In 2018, the UK Government developed a Universal Service Obligation scheme to allow all eligible premises in the UK the legal right to have a decent broadband connection with an affordable monthly charge. BT is the designated universal service provider named by the government.

If the total cost for work exceeds £3,400, which is BT’s contribution, the expectation falls on local residents to pay the additional costs.

A BT spokesperson said: “The Universal Service Obligation (USO) scheme obliges BT to provide a quote for the cost of delivering a broadband solution to customers. Quotes reflect the physical cost of delivering that solution and sometimes, as a result, can be unavoidably high.”

BT also added that due to the high costs involved, it does not consider the USO a reasonable solution for rural communities in the hardest to reach places in the UK.

BT sent Duncan a detailed email breaking down the costs, which included a £37,400 deduction in line with the USO scheme.

This breakdown showed an estimate of £570,763.20 expected to be spent on civil engineering to provide Clousta with a reliable broadband connection.

This covers the costs related to laying cables in the area by digging up roads and pavements or laying cables on private land.

There was an additional cabling fee of £65,595.15 to cover labour costs for laying the cables from the local internet exchange in Bixter, out to Clousta.

Janet Davidge, who owns Westside Pine and has lived in Clousta for 32 years, said: “I was in disbelief when I got the letter.

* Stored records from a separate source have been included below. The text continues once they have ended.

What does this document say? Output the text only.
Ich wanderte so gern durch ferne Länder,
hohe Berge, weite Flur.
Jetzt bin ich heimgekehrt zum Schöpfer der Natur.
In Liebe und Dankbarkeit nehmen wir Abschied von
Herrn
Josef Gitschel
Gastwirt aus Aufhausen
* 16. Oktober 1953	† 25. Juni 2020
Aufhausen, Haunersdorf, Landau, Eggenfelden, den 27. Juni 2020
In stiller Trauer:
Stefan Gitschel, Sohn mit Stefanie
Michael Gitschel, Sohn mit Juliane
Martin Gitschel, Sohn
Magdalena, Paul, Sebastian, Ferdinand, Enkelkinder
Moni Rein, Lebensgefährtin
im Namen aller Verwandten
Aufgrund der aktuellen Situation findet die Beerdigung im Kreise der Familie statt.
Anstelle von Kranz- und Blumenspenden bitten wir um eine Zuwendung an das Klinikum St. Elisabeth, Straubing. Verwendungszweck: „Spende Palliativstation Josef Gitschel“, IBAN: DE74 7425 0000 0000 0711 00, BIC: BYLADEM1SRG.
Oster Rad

It’s ridiculous today that we would be excluded from what is essentially a basic right.

“Internet is not a luxury anymore. It’s needed in daily life and here in Clousta, we don’t have that.”

Wishart feels the blame lies with the Scottish Government.

She said: “The Scottish Government like to point to the Broadband Voucher Scheme to argue they are meeting their promises under the R100 Programme, but their own figures show that there have only been four applications out of more than 1,800 households in Shetland that the main programme excluded.”

The Liberal Democrat MSP added: “The original deadline the SNP set itself at the start of the last parliament has long since passed and I will continue to raise constituency digital connectivity issues for as long as they arise.”

Clousta is, of course, not the only place in Shetland that is suffering from poor broadband connection.

Public money has been spent on installing a subsea cable allowing Whalsay to access super-fast fibre broadband. But residents in Isbister, Nisthouse, and Skaw still will not be able to access it.